The kind where you know the system is stupid but you still have to stand there wearing the vest and pretending the clipboard gives you power instead of back pain.

He said, “Just pay for the jar and go.”

Pev looked wounded.

“But the damages—”

“I said pay for the jar and go.”

Ronn looked at me.

“And don’t climb the shelves again.”

I tucked the jar under my arm.

“No promises.”

“Nib.”

I froze.

Not because he said my name.

People know my name.
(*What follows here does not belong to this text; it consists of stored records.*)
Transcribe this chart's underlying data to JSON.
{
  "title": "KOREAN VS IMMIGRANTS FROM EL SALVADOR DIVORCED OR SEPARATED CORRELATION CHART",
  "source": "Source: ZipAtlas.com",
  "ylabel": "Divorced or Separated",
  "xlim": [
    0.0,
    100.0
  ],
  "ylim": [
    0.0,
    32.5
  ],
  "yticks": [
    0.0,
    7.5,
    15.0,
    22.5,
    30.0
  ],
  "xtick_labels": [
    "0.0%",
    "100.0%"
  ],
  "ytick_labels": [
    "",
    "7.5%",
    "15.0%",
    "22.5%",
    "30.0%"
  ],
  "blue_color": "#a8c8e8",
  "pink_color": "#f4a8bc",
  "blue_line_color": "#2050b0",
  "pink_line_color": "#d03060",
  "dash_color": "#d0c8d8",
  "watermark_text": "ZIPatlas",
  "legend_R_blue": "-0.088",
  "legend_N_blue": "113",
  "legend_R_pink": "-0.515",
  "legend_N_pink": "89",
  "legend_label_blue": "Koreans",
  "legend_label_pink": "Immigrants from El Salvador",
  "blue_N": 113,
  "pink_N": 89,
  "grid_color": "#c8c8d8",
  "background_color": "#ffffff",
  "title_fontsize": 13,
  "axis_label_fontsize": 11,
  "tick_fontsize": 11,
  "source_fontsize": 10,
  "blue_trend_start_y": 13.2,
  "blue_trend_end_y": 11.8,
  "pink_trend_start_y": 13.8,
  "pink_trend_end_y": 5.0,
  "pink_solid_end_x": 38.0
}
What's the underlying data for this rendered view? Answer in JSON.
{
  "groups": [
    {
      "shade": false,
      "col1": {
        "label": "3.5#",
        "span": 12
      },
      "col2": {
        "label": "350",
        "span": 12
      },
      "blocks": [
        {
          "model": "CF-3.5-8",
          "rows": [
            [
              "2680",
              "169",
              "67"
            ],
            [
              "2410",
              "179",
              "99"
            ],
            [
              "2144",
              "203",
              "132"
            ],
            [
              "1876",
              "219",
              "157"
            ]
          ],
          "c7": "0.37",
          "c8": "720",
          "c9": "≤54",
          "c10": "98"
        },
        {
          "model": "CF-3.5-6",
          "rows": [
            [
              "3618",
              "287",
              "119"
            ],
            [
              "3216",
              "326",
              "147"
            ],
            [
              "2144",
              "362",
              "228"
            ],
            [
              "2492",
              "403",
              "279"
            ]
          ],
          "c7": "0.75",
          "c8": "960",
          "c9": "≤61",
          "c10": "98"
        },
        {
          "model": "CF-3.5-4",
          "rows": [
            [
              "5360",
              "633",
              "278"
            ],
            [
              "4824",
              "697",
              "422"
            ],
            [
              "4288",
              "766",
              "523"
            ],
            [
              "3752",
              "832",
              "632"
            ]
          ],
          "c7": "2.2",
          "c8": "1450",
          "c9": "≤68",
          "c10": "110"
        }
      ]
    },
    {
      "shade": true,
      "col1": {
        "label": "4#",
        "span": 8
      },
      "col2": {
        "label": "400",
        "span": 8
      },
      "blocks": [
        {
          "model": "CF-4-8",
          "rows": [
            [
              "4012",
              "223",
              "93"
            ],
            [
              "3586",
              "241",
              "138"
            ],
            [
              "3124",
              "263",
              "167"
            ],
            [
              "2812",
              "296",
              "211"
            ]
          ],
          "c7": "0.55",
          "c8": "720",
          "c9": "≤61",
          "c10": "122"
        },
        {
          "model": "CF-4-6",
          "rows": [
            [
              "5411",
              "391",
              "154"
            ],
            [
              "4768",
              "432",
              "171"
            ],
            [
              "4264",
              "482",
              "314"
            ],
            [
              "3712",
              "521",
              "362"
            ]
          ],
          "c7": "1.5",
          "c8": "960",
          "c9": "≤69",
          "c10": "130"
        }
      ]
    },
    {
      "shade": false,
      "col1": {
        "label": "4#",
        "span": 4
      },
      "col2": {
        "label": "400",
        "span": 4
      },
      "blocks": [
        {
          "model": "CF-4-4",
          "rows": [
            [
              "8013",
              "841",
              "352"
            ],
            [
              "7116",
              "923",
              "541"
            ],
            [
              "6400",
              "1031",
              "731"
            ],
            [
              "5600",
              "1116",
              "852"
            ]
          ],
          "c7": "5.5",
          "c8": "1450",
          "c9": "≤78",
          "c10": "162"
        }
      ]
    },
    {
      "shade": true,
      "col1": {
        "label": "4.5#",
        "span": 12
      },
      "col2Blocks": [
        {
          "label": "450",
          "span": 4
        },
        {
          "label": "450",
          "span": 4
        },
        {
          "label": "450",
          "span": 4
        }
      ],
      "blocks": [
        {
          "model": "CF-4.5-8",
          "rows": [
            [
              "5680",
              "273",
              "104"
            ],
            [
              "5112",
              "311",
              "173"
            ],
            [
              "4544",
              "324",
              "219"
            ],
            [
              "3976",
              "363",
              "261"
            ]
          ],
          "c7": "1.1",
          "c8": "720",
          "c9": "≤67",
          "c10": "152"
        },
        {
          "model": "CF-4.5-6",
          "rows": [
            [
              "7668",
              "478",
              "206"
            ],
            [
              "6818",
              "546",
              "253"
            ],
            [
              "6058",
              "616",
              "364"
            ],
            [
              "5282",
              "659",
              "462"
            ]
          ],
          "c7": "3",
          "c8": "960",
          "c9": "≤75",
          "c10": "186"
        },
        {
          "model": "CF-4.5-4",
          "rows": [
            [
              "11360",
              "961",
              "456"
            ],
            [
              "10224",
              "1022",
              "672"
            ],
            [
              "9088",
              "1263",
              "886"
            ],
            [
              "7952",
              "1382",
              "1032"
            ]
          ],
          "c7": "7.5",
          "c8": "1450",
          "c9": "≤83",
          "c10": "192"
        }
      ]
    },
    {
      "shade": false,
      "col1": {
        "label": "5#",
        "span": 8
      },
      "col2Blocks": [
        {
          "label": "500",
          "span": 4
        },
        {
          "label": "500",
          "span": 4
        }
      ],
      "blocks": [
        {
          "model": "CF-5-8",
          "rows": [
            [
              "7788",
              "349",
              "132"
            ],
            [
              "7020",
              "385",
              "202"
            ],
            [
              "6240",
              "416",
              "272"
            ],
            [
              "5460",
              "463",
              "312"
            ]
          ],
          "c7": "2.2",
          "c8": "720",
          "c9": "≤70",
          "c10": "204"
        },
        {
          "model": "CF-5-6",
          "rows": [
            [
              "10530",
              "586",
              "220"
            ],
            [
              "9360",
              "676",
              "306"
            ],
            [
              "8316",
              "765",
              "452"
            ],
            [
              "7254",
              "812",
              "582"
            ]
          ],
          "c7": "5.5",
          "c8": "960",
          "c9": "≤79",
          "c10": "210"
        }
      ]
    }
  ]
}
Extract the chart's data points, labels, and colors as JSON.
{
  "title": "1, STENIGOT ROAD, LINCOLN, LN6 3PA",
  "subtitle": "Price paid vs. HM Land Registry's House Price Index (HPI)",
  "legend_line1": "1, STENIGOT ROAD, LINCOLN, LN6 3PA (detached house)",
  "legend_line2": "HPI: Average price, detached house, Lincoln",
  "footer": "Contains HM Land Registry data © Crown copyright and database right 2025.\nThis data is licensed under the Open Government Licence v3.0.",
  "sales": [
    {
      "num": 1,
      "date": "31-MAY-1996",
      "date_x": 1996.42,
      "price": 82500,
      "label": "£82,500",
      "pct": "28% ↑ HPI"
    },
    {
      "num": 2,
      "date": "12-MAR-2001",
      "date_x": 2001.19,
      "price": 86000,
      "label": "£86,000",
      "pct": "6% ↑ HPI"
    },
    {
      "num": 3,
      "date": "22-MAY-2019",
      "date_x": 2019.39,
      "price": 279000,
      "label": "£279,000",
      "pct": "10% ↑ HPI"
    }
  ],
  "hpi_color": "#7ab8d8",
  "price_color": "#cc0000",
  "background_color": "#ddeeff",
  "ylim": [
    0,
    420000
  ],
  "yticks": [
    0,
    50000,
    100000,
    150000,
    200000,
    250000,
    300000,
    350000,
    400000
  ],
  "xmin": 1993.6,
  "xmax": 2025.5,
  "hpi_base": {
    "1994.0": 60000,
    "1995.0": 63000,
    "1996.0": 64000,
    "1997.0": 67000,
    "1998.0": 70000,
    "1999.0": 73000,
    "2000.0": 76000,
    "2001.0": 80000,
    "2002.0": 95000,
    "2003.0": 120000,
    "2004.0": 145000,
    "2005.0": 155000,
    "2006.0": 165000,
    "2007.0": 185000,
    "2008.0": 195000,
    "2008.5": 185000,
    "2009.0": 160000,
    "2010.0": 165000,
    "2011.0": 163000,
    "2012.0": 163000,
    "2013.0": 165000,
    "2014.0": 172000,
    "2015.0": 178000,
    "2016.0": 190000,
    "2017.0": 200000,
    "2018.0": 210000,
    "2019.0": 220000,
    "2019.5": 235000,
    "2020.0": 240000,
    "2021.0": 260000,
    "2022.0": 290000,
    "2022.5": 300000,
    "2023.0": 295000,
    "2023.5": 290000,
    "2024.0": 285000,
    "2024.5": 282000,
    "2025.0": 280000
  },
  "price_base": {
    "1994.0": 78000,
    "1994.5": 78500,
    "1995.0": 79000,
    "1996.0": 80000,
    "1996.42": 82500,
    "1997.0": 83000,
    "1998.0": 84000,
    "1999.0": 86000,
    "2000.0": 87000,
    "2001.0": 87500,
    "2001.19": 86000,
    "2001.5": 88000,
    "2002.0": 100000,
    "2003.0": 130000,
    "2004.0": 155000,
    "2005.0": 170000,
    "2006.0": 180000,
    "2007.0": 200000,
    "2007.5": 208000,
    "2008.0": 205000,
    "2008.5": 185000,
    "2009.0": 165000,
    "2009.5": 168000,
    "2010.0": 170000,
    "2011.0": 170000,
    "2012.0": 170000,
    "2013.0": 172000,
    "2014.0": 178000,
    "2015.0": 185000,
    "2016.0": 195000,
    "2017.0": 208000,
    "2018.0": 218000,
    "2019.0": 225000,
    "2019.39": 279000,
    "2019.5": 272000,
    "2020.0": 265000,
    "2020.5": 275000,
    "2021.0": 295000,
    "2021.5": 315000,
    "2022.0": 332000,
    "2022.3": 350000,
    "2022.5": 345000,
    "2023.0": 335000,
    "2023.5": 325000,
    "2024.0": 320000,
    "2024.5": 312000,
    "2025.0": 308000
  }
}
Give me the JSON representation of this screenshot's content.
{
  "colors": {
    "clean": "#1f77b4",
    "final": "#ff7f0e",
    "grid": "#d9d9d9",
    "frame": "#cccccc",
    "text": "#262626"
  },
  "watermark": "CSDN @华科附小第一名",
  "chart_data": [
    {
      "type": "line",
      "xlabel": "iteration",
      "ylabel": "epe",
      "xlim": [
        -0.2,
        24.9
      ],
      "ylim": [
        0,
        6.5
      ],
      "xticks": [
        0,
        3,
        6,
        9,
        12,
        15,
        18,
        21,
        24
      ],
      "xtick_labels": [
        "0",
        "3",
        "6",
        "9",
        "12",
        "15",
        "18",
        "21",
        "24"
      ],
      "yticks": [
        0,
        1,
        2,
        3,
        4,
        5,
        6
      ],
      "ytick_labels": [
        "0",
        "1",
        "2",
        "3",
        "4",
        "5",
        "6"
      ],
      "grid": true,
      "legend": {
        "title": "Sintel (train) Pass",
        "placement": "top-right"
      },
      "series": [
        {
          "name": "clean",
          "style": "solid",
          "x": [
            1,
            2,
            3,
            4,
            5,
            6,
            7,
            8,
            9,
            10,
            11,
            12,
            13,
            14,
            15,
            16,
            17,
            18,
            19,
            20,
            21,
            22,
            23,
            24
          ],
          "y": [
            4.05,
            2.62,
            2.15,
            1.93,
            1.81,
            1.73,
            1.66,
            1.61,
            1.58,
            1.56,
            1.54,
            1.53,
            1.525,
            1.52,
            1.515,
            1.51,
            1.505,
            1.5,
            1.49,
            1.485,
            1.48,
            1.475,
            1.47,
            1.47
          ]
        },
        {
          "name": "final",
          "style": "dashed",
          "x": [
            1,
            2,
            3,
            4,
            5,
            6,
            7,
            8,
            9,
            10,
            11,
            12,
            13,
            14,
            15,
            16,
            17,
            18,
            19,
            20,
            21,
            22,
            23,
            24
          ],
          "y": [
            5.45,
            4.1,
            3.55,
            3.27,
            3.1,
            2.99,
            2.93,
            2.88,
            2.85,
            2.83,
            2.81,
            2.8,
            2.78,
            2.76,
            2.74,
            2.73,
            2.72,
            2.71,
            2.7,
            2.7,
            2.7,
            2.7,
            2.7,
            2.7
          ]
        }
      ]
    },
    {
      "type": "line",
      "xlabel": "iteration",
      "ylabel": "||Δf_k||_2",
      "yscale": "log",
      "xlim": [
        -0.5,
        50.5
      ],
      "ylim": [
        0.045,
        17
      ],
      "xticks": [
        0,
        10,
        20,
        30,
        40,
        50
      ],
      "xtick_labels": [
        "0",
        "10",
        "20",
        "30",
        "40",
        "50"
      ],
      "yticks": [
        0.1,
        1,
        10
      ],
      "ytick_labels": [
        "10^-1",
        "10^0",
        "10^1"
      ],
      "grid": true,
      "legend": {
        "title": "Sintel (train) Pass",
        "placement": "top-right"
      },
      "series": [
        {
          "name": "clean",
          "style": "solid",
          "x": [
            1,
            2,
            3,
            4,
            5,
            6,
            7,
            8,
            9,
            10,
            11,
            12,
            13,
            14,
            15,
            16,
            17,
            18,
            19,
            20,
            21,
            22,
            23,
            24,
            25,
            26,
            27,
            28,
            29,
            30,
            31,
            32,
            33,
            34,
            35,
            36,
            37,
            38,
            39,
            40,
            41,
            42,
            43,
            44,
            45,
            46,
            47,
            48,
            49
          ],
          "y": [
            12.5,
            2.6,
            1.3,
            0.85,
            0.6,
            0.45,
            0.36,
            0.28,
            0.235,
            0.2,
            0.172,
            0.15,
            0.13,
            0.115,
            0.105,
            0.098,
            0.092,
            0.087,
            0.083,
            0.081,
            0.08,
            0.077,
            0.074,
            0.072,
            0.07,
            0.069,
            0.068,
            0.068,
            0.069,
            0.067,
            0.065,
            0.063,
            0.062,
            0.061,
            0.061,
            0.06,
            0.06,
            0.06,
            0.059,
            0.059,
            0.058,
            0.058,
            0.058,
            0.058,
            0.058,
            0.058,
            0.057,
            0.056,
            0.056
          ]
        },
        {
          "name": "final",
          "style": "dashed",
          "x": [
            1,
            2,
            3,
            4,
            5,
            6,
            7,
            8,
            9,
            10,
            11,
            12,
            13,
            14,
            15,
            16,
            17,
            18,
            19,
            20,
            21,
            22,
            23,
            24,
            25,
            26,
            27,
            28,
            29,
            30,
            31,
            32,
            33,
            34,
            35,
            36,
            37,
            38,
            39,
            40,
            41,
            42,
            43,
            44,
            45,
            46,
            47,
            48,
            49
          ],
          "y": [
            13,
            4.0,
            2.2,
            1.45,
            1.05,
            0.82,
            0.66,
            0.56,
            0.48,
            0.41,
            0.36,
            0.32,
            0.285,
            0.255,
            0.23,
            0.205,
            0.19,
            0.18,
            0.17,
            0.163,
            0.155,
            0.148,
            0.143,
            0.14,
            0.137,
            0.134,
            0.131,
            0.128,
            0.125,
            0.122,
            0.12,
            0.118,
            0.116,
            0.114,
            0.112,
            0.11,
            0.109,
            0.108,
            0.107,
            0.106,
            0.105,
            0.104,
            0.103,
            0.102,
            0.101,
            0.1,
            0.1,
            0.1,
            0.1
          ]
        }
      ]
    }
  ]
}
Unfortunate side effect of being publicly annoying.

Because he said it like Baba says it when she already knows what I did and is giving me one last chance to become fictional.

I narrowed my eyes.

“You know Baba.”

Ronn’s face changed.

Tiny flicker.

Fear. Respect. Soup memory.

“Everybody knows Baba.”

Correct.

That did not make me feel better.

I paid for the jar.

Full price, which was robbery, especially after I had performed retrieval labor under hostile architectural conditions.

As I left, the kid gave me a thumbs up.

I gave him one back.

Then his mother said, “Don’t encourage her.”

Too late.

Outside, the city was doing that Low Halo thing where everything looks wet even when it is not raining. Neon in puddles. Wires overhead. Someone yelling three blocks away like yelling was rent-controlled. A tram screamed around the bend with sparks under its wheels.

I sat on the curb by the busted red cart and checked the jar.

One crack in the label.

No damage to the glass.

Victory.

A stupid little victory, but those count. They have to. Most of life is stupid little victories stacked against giant organized losses wearing clean shoes.

My knee throbbed.

My shoulder clicked when I moved it.

There was sauce drying behind my ear.

I opened my bag and found the noodles.

Bottom shelf noodles.

Reliable. Humble. Structurally accessible.

I looked back through the store window.

Inside, Ronn and Pev were propping a wet floor sign near the destroyed aisle. The human woman was talking to them, gesturing up at the shelf height. Pev looked like he wanted to dissolve into the floor. Ronn was listening.

Actually listening.

Annoying.

I hate when people make it harder to stay mad in a clean straight line.

The next week, aisle four had a stool.

Not a good stool.

Cheap plastic. Ugly gray. One leg a little shorter than the others.

Someone had written FOR CUSTOMER USE on it in marker.

Someone else had added NOT FOR GOBLIN ACROBATICS.

That someone was probably Pev.

I used it.

Once.

Just to see.

It wobbled under me like it had a gambling problem, but it worked. I reached the paste. I took the jar. No climbing. No property damage. No philosophical collapse in the sauce section.

A woman nearby smiled and said, “See? Easier.”

I looked at the stool.

I looked at the shelf.

I looked at her.

Then I kicked the stool lightly with one boot.

“Didn’t say easier was better.”

But I bought the paste.

And I did not break anything.

That time.

So everybody calm down and stop writing policies about me.